Développement précoce du surpoids : 3 mois, 3 ans, deux âges critiques

lu 1497 fois

Alors que 15% des enfants sont déjà en surpoids à la maternelle, il est essentiel de comprendre l'impact des premières étapes du développement pour prévenir le développement précoce de l'obésité. Dans le cadre de l'étude Fleurbaix-Laventie Ville Santé II, des chercheurs de l'unité Inserm 780 « Recherche en épidémiologie et biostatistique », coordonnés par Marie-Aline Charles, montrent que toutes les périodes ne contribuent pas de façon identique au développement de la masse grasse à l'adolescence.

« Développement précoce du surpoids : 3 mois, 3 ans, deux âges critiques » - Crédit photo : www.flvs.fr En effet, l’étude française montre qu’il existe deux périodes qui semblent cruciales : les premiers mois de vie, puis après 3 ans. De même, la vitesse de croissance durant les premiers mois de vie n’aurait pas le même impact futur chez les filles et les garçons. Ces résultats sont publiés dans l’édition de juin de l’American Journal of Clinical Nutrition.

Un certain nombre d’études ont mis en évidence une association entre la prise de poids précoce (de la naissance à 5 ans) et l’obésité future. L’importance des premiers mois de vie et du rebond d’adiposité (augmentation de l’indice de masse corporelle vers 5-7 ans) ont notamment été soulignés. Toutefois, l’importance relative de chaque tranche d’âge et les différences potentielles entre filles et garçons n’avaient pas été étudiées.

Depuis 1992, les habitants de Fleurbaix et Laventie, deux communes du Nord-Pas de Calais, participent activement à une étude de prévention en santé (Fleurbaix Laventie Ville Santé). La phase 1 de l’étude (1992-1997) a consisté à peser et mesurer annuellement les enfants dans le cadre du suivi d’une éducation nutritionnelle délivrée à l’école par les instituteurs. La phase 2 de l’étude (1997-2002) visait à étudier les déterminants de l’adiposité et de la prise de poids en population générale.
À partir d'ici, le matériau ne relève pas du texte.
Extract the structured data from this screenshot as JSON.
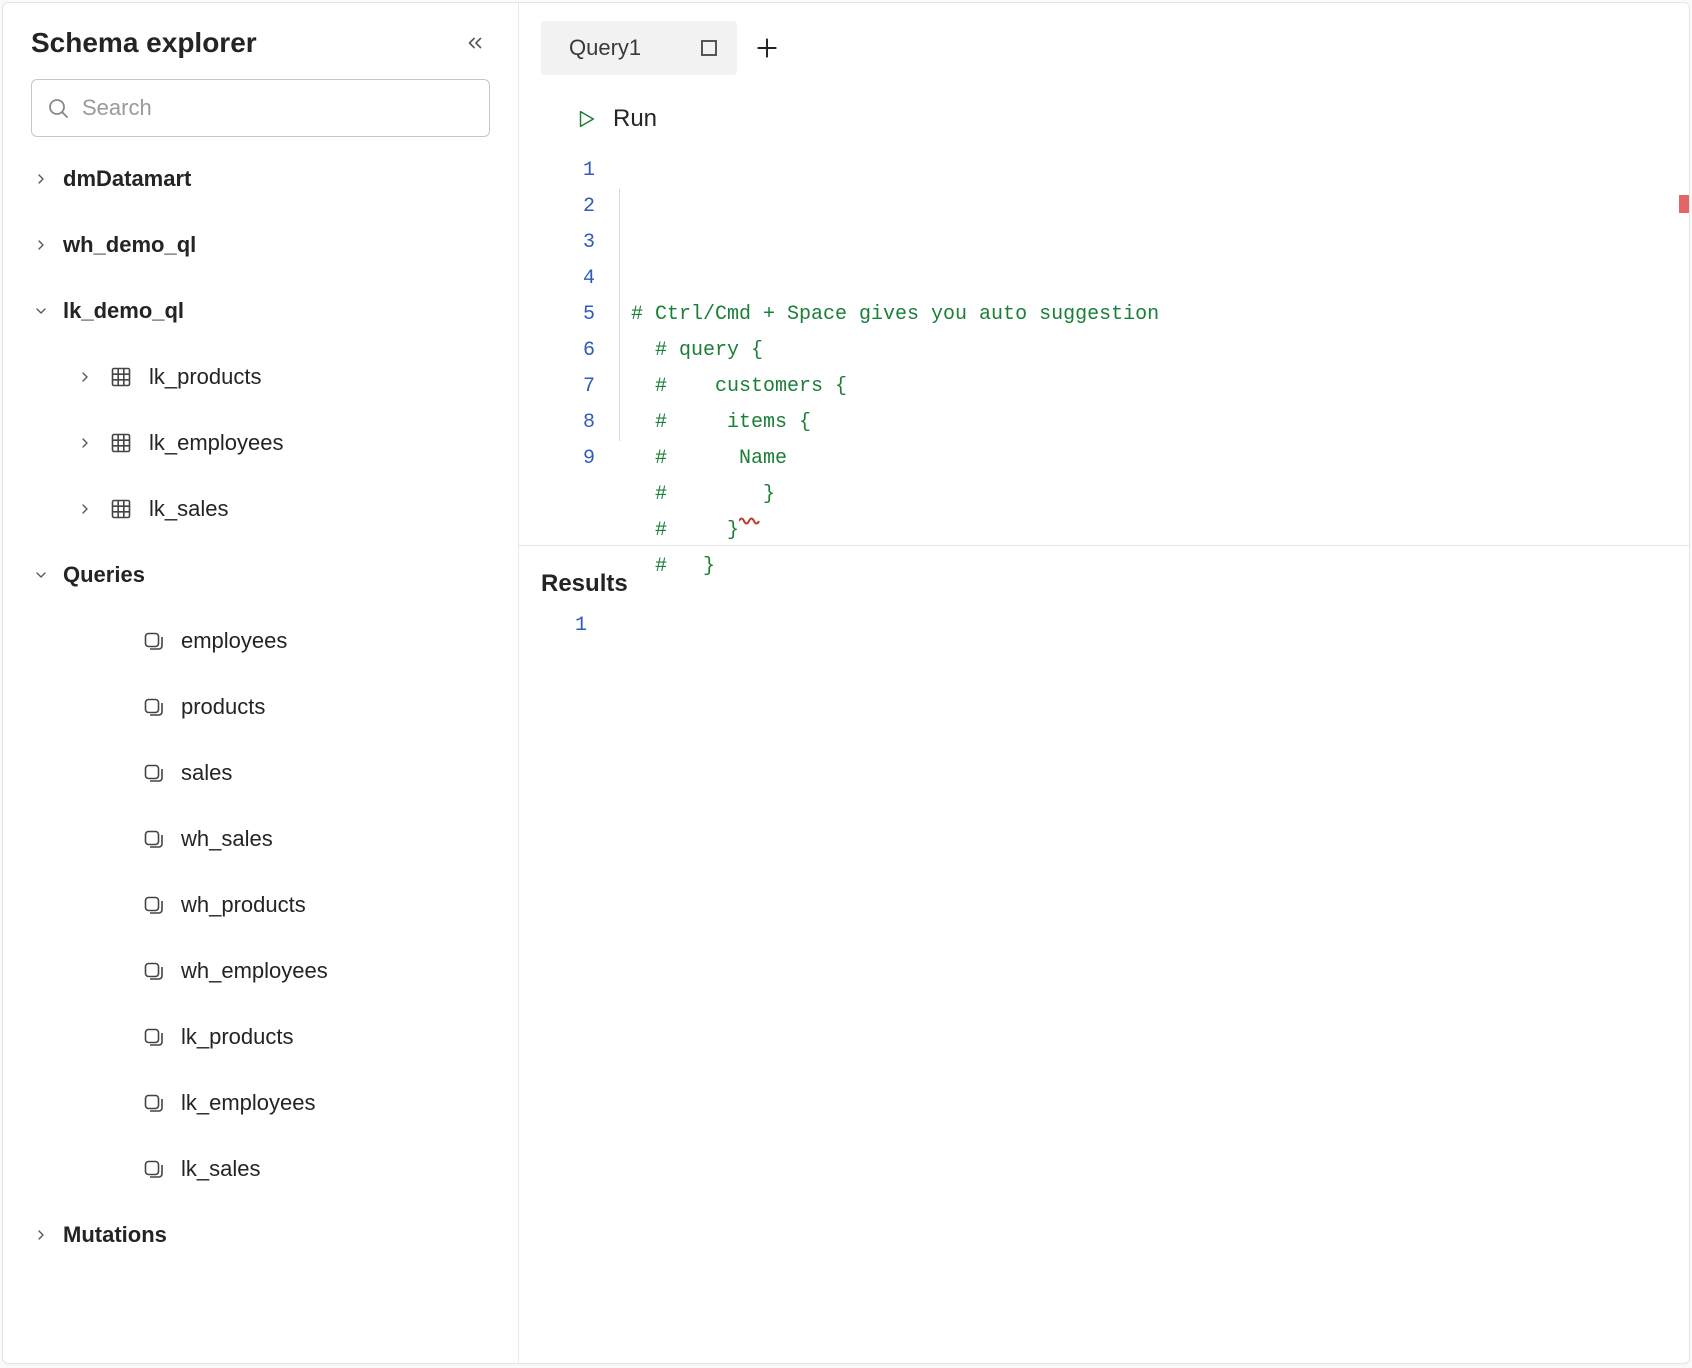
{
  "sidebar": {
    "title": "Schema explorer",
    "search": {
      "placeholder": "Search"
    },
    "tree": [
      {
        "id": "dmDatamart",
        "label": "dmDatamart",
        "depth": 0,
        "expanded": false,
        "bold": true,
        "icon": null
      },
      {
        "id": "wh_demo_ql",
        "label": "wh_demo_ql",
        "depth": 0,
        "expanded": false,
        "bold": true,
        "icon": null
      },
      {
        "id": "lk_demo_ql",
        "label": "lk_demo_ql",
        "depth": 0,
        "expanded": true,
        "bold": true,
        "icon": null
      },
      {
        "id": "lk_products",
        "label": "lk_products",
        "depth": 1,
        "expanded": false,
        "bold": false,
        "icon": "table"
      },
      {
        "id": "lk_employees",
        "label": "lk_employees",
        "depth": 1,
        "expanded": false,
        "bold": false,
        "icon": "table"
      },
      {
        "id": "lk_sales",
        "label": "lk_sales",
        "depth": 1,
        "expanded": false,
        "bold": false,
        "icon": "table"
      },
      {
        "id": "Queries",
        "label": "Queries",
        "depth": 0,
        "expanded": true,
        "bold": true,
        "icon": null
      },
      {
        "id": "q_employees",
        "label": "employees",
        "depth": 2,
        "expanded": null,
        "bold": false,
        "icon": "query"
      },
      {
        "id": "q_products",
        "label": "products",
        "depth": 2,
        "expanded": null,
        "bold": false,
        "icon": "query"
      },
      {
        "id": "q_sales",
        "label": "sales",
        "depth": 2,
        "expanded": null,
        "bold": false,
        "icon": "query"
      },
      {
        "id": "q_wh_sales",
        "label": "wh_sales",
        "depth": 2,
        "expanded": null,
        "bold": false,
        "icon": "query"
      },
      {
        "id": "q_wh_products",
        "label": "wh_products",
        "depth": 2,
        "expanded": null,
        "bold": false,
        "icon": "query"
      },
      {
        "id": "q_wh_employees",
        "label": "wh_employees",
        "depth": 2,
        "expanded": null,
        "bold": false,
        "icon": "query"
      },
      {
        "id": "q_lk_products",
        "label": "lk_products",
        "depth": 2,
        "expanded": null,
        "bold": false,
        "icon": "query"
      },
      {
        "id": "q_lk_employees",
        "label": "lk_employees",
        "depth": 2,
        "expanded": null,
        "bold": false,
        "icon": "query"
      },
      {
        "id": "q_lk_sales",
        "label": "lk_sales",
        "depth": 2,
        "expanded": null,
        "bold": false,
        "icon": "query"
      },
      {
        "id": "Mutations",
        "label": "Mutations",
        "depth": 0,
        "expanded": false,
        "bold": true,
        "icon": null
      }
    ]
  },
  "tabs": {
    "items": [
      {
        "label": "Query1",
        "unsaved": true
      }
    ]
  },
  "toolbar": {
    "run_label": "Run"
  },
  "editor": {
    "lines": [
      "# Ctrl/Cmd + Space gives you auto suggestion",
      "  # query {",
      "  #    customers {",
      "  #     items {",
      "  #      Name",
      "  #        }",
      "  #     }",
      "  #   }",
      ""
    ]
  },
  "results": {
    "title": "Results",
    "lines": [
      ""
    ]
  }
}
C’est dans ce cadre que les chercheurs de l’Unité Inserm 780, coordonnés par Marie-Aline Charles, et le groupe d’étude Fleurbaix-Laventie Ville Santé (*) se sont intéressés pour la première fois au rôle des différentes phases de la croissance entre 0 et 5 ans sur la quantité de masse grasse observé à l’adolescence. A partir des mesures de poids et taille effectuées lors de la phase 1 de l’étude, complétées par des données issues du carnet de santé, les chercheurs ont établi un modèle mathématique leur permettant de calculer la vitesse de croissance (poids et taille) des enfants.

Les résultats montrent que les périodes de croissance ne présentent pas toutes les mêmes associations avec la masse grasse à l’adolescence : une prise de poids rapide à 3 mois, puis à partir de 3 ans présente la plus forte association avec le risque de surpoids ultérieur. Ainsi, à 3 mois, chaque augmentation de la vitesse de croissance de 143g/mois accroît le risque d’être en surpoids de 52%. Par contre, entre 1 et 2 ans la vitesse de prise de poids ne montre pas d’association avec la masse grasse ultérieure.
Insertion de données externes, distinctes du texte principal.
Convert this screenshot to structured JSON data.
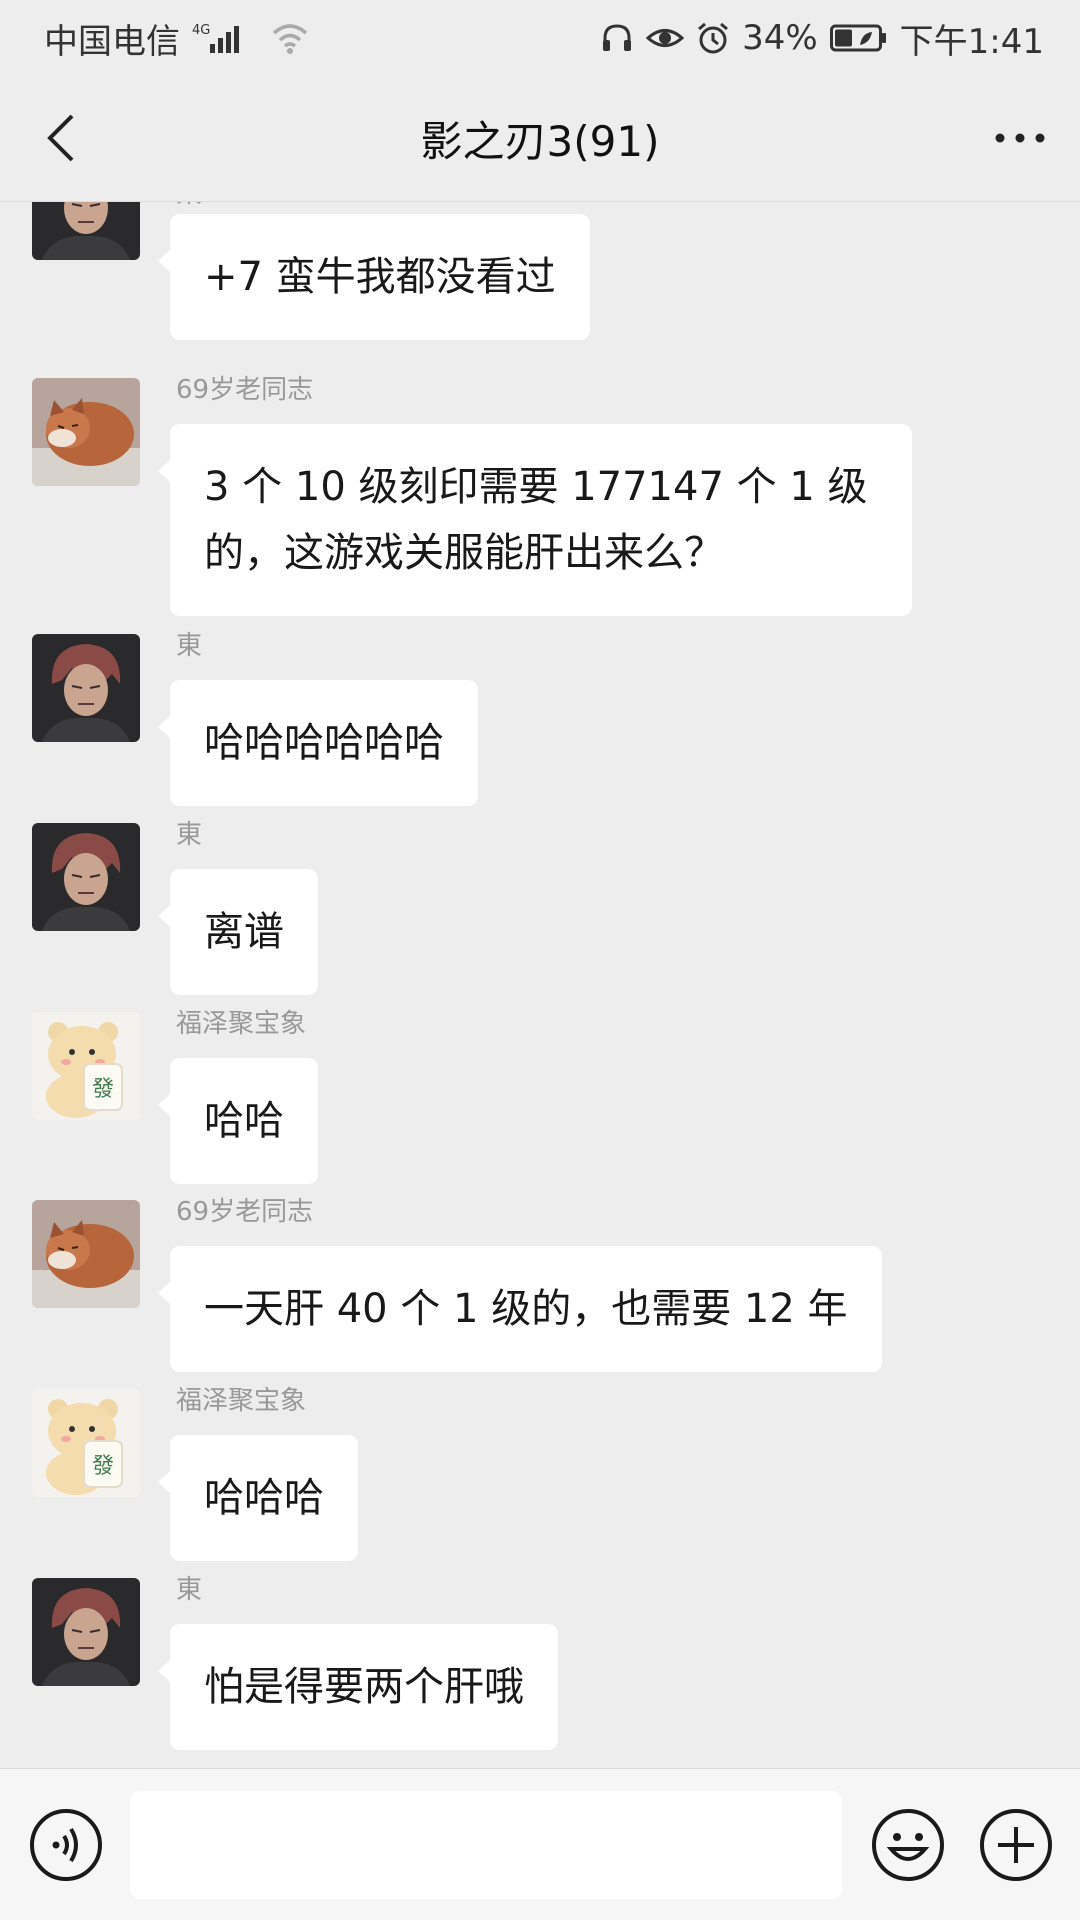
{
  "status_bar": {
    "carrier": "中国电信",
    "network": "4G",
    "battery": "34%",
    "time": "下午1:41"
  },
  "header": {
    "title": "影之刃3(91)"
  },
  "messages": [
    {
      "sender": "東",
      "text": "+7 蛮牛我都没看过",
      "avatar": "anime-boy-avatar"
    },
    {
      "sender": "69岁老同志",
      "text": "3 个 10 级刻印需要 177147 个 1 级的，这游戏关服能肝出来么？",
      "avatar": "cat-avatar"
    },
    {
      "sender": "東",
      "text": "哈哈哈哈哈哈",
      "avatar": "anime-boy-avatar"
    },
    {
      "sender": "東",
      "text": "离谱",
      "avatar": "anime-boy-avatar"
    },
    {
      "sender": "福泽聚宝象",
      "text": "哈哈",
      "avatar": "bear-avatar"
    },
    {
      "sender": "69岁老同志",
      "text": "一天肝 40 个 1 级的，也需要 12 年",
      "avatar": "cat-avatar"
    },
    {
      "sender": "福泽聚宝象",
      "text": "哈哈哈",
      "avatar": "bear-avatar"
    },
    {
      "sender": "東",
      "text": "怕是得要两个肝哦",
      "avatar": "anime-boy-avatar"
    }
  ],
  "input_bar": {
    "text_value": "",
    "avatar_badge": "發"
  },
  "colors": {
    "background": "#ededed",
    "bubble": "#ffffff",
    "name_text": "#999999"
  }
}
De même, des différences ont été observées entre filles et garçons. La vitesse de croissance des garçons à 3 mois est corrélée à la fois avec la masse grasse et la masse non grasse (représentée surtout par la masse musculaire) ultérieures. En revanche, une croissance rapide chez les filles à cette période se traduira surtout par une augmentation de la masse grasse. Cette période serait donc plus à risque chez les filles que chez les garçons.
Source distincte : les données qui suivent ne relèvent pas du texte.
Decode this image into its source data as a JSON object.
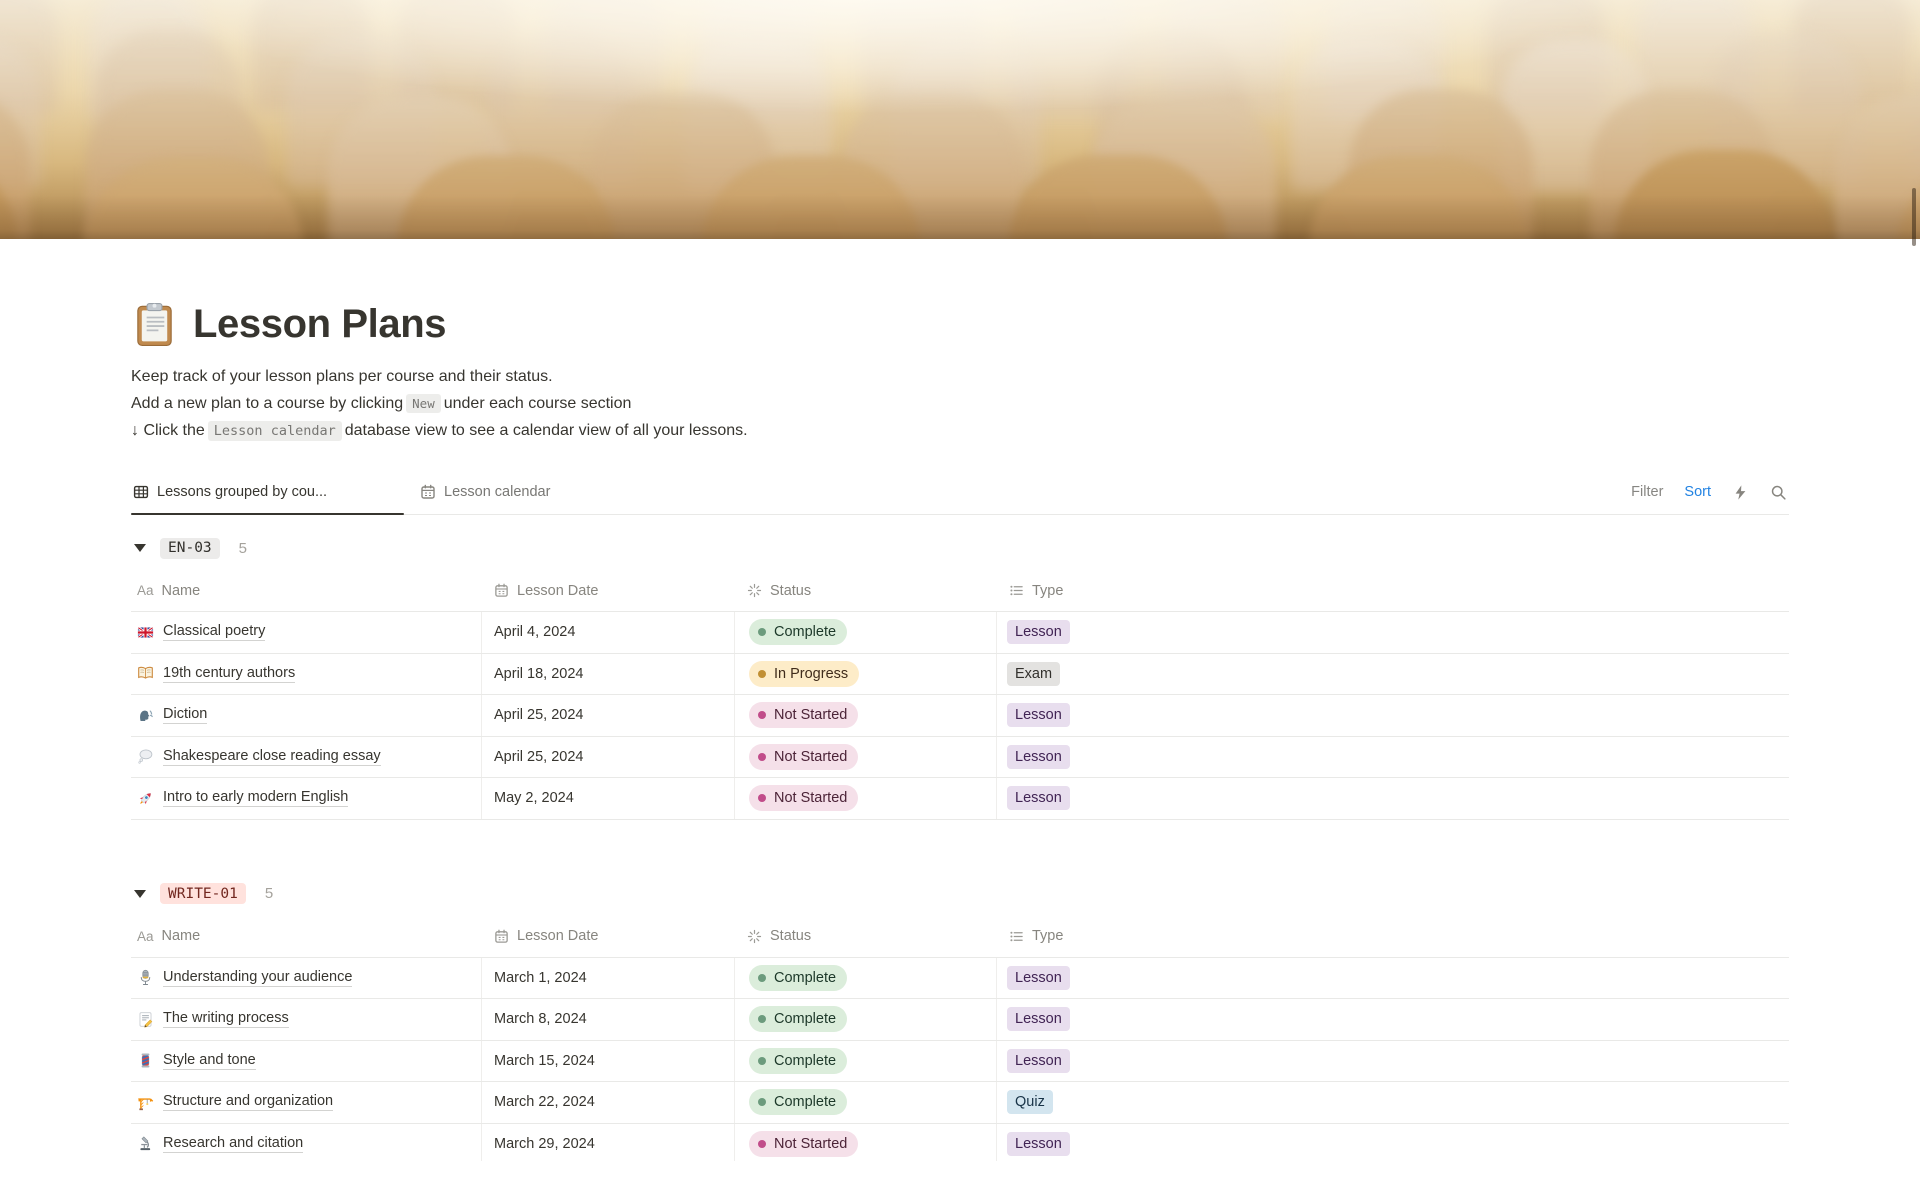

Les chercheurs concluent que la petite enfance présente des périodes sensibles contribuant au risque de surpoids futur, c’est le cas vers 3 mois et après 3 ans. En revanche il semble y avoir des périodes où les ressources nécessaires au développement de l’enfant sont telles que le risque de stocker un excès d’énergie sous forme de masse grasse est faible. C’est probablement le cas entre 1 et 2 ans: une réduction des apports énergétiques à cette période pourrait alors être préjudiciable.

Deux autres études (anglaise et finlandaise) publiées dans le même numéro de l’American Journal of Clinical Nutrition soulignent les relations entre masse grasse à l’adolescence et à l’âge adulte et la croissance du poids dans les premiers mois de vie ou après deux ans.

Il reste à mieux comprendre quels sont les facteurs responsables d’une croissance trop rapide du poids dans les premiers mois de vie et après 3 ans. "Peut-on agir sur ces facteurs sans risque pour les autres aspects du développement ? Quelle est la part de l’expression précoce d’une prédisposition génétique ? Autant de questions auxquelles il faudra répondre avant de pouvoir engager une prévention précoce individuelle efficace du surpoids" précise Marie-Aline Charles.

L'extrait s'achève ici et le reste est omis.